When it comes right down to it, the pickup truck is built to really do one thing–haul cargo. Yes, some people use them to tow, but hauling cargo is a pickup truck’s raison d’être. The ability to haul cargo is measured by a truck’s payload rating which tells you how much weight you can safely haul without damaging your pickup truck. The problem is that most payload ratings are limited. You can never have enough. One question I often get asked and see on the forums is if there is anyway to increase it? That’s a good question and one I’ll examine in this article.
First, it will help to understand how a truck’s payload is determined. Truck manufacturers typically employ a simple formula by taking the truck’s Gross Vehicle Weight Rating (GVWR) and subtracting the truck’s curb weight from that figure. For example, the GVWR of a 2011 F-250 is 10,000 pounds. If you subtract the curb weight of the truck, which is 6,686 pounds, from this figure you get a net figure of 3,314 pounds. This is the truck’s official payload. The payload rating for your truck can be found either on a placard located on the driver’s side door pillar and on a payload certification form found in your truck’s glove box. The payload includes not only the amount of weight that can be put in the bed of your truck but also includes the weight of the passengers and gear you may be carrying in the cab. It all counts.

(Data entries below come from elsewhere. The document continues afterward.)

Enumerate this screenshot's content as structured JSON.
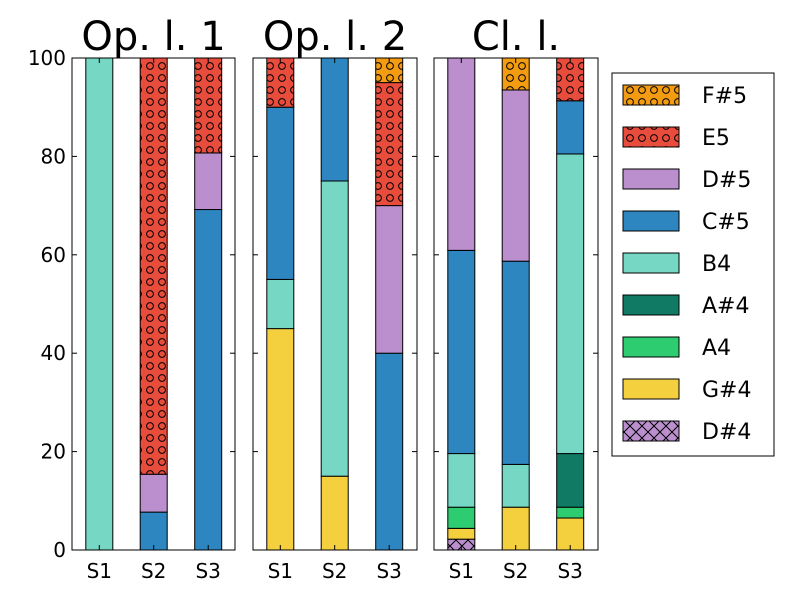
{
  "chart_data": [
    {
      "type": "bar",
      "stacked": true,
      "title": "Op. l. 1",
      "categories": [
        "S1",
        "S2",
        "S3"
      ],
      "ylim": [
        0,
        100
      ],
      "yticks": [
        "0",
        "20",
        "40",
        "60",
        "80",
        "100"
      ],
      "series": [
        {
          "name": "D#4",
          "values": [
            0,
            0,
            0
          ]
        },
        {
          "name": "G#4",
          "values": [
            0,
            0,
            0
          ]
        },
        {
          "name": "A4",
          "values": [
            0,
            0,
            0
          ]
        },
        {
          "name": "A#4",
          "values": [
            0,
            0,
            0
          ]
        },
        {
          "name": "B4",
          "values": [
            100,
            0,
            0
          ]
        },
        {
          "name": "C#5",
          "values": [
            0,
            7.7,
            69.2
          ]
        },
        {
          "name": "D#5",
          "values": [
            0,
            7.7,
            11.5
          ]
        },
        {
          "name": "E5",
          "values": [
            0,
            84.6,
            19.3
          ]
        },
        {
          "name": "F#5",
          "values": [
            0,
            0,
            0
          ]
        }
      ]
    },
    {
      "type": "bar",
      "stacked": true,
      "title": "Op. l. 2",
      "categories": [
        "S1",
        "S2",
        "S3"
      ],
      "ylim": [
        0,
        100
      ],
      "series": [
        {
          "name": "D#4",
          "values": [
            0,
            0,
            0
          ]
        },
        {
          "name": "G#4",
          "values": [
            45,
            15,
            0
          ]
        },
        {
          "name": "A4",
          "values": [
            0,
            0,
            0
          ]
        },
        {
          "name": "A#4",
          "values": [
            0,
            0,
            0
          ]
        },
        {
          "name": "B4",
          "values": [
            10,
            60,
            0
          ]
        },
        {
          "name": "C#5",
          "values": [
            35,
            25,
            40
          ]
        },
        {
          "name": "D#5",
          "values": [
            0,
            0,
            30
          ]
        },
        {
          "name": "E5",
          "values": [
            10,
            0,
            25
          ]
        },
        {
          "name": "F#5",
          "values": [
            0,
            0,
            5
          ]
        }
      ]
    },
    {
      "type": "bar",
      "stacked": true,
      "title": "Cl. l.",
      "categories": [
        "S1",
        "S2",
        "S3"
      ],
      "ylim": [
        0,
        100
      ],
      "series": [
        {
          "name": "D#4",
          "values": [
            2.2,
            0,
            0
          ]
        },
        {
          "name": "G#4",
          "values": [
            2.2,
            8.7,
            6.5
          ]
        },
        {
          "name": "A4",
          "values": [
            4.3,
            0,
            2.2
          ]
        },
        {
          "name": "A#4",
          "values": [
            0,
            0,
            10.9
          ]
        },
        {
          "name": "B4",
          "values": [
            10.9,
            8.7,
            60.9
          ]
        },
        {
          "name": "C#5",
          "values": [
            41.3,
            41.3,
            10.8
          ]
        },
        {
          "name": "D#5",
          "values": [
            39.1,
            34.8,
            0
          ]
        },
        {
          "name": "E5",
          "values": [
            0,
            0,
            8.7
          ]
        },
        {
          "name": "F#5",
          "values": [
            0,
            6.5,
            0
          ]
        }
      ]
    }
  ],
  "legend": {
    "placement": "right",
    "entries": [
      {
        "name": "F#5",
        "color": "#f39c12",
        "pattern": "circles"
      },
      {
        "name": "E5",
        "color": "#e74c3c",
        "pattern": "circles"
      },
      {
        "name": "D#5",
        "color": "#bb8fce",
        "pattern": "none"
      },
      {
        "name": "C#5",
        "color": "#2e86c1",
        "pattern": "none"
      },
      {
        "name": "B4",
        "color": "#76d7c4",
        "pattern": "none"
      },
      {
        "name": "A#4",
        "color": "#117a65",
        "pattern": "none"
      },
      {
        "name": "A4",
        "color": "#2ecc71",
        "pattern": "none"
      },
      {
        "name": "G#4",
        "color": "#f4d03f",
        "pattern": "none"
      },
      {
        "name": "D#4",
        "color": "#bb8fce",
        "pattern": "crosshatch"
      }
    ]
  }
}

If you need a large payload to haul something like a truck camper then you need to take a hard look at options. Yes, having a shiny, new diesel engine underneath that hood is great, but consider how much more weight that will place on your truck’s frame and how much that will reduce your truck’s payload. For instance, the 6.7L Ford Powerstroke diesel weighs 1,100 pounds wet compared to Ford’s 6.2L Boss V8 gas engine which weighs nearly half that at 600 pounds. And if you’re considering getting four-wheel drive, think again. That feature, while great for driving on rough roads, sand, and snow, isn’t so great for your payload rating. The typical four-wheel drive will add another 400 pounds of weight to your truck. The same applies to other nice-to-have options like steel wheels, a crew-cab, a super hitch and a winch; all of these add capability but reduce payload.
So how does one increase the payload of a truck? The most obvious way is to remove items from your truck like the tailgate (these usually weigh around 90 pounds), the rear seat, using lighter wheels and tires, etc. Removing items from your truck will increase its payload, but you can only go so far in removing things before you’re left with a bare-bones pickup truck. In spite of removing such items, however, the certified payload rating set by the manufacturer won’t change. The rating exists for safety because if you exceed it, components will eventually wear out and break. These components include things like the truck’s frame, the axles, the leaf springs, the brakes, and the wheels and tires. And while some shops claim they can increase your payload, only truck manufacturers can certify or re-certify the payload rating of their trucks.
While exceeding the GVWR/payload rating isn’t advisable, there is one little-known trick employed by more savvy and knowledgeable pickup truck owner’s to squeeze out even more cargo hauling capability out of their trucks. This involves the truck’s Gross Axle Weight Ratings (GAWR). The GAWR’s listed on each truck’s payload sticker are greatly limited by the OEM tires. If you research the actual GAWR’s with the axle manufacturer you’ll probably be surprised to learn that you have several hundreds, if not thousands, of additional pounds of cargo carrying capacity. This is especially true with the rear axle. You can tap into this additional capacity by simply buying better tires with higher load ranges. Going this route, however, comes with a dual warning: one should never exceed the real GAWR’s of your axles nor should you ever exceed the weight ratings of your tires.
In spite of payload limitations, there are some other things that you can do to make your truck ride and handle better. Better wheels and tires with higher load ranges, an additional leaf spring, Torklift Stableloads, Timbrens, air bags, better shock absorbers, and a rear sway-bar are all great improvements, depending on your situation. But there’s always a catch with suspension modifications like these. Adding them may improve the performance and ride of your truck, but they may also reduce the payload of your truck and may make the ride of your truck much harsher when unloaded. In life there’s always some give and take, owning a pickup truck with options is no different.
In order to accurately determine where you stand when it comes to payload, you should take your fully loaded truck and camper to a local CAT scale. In addition to the entire vehicle, weigh each axle. That way, you’ll get an accurate picture where you stand with respect to not only the GVWR, but also the front and rear GAWR’s for your truck. Like most truck camper owners, you’ll probably be surprised at the results. Many owners are overweight.
So what’s the bottom line? If you find that you still need more payload and you aren’t comfortable driving the truck you have, sell it and buy the truck that you should have bought to begin with. For those who own truck campers, that usually means buying a one-ton pickup like the Ford F-350, Chevy 3500, or Ram 3500. Depending on cab configuration, drive train, and rear axle configuration (DRW or SRW), a one-ton can net you a payload between 3,800 and 6,200 pounds. Going this route may cost you a little more, but in the long run will save you money and regret.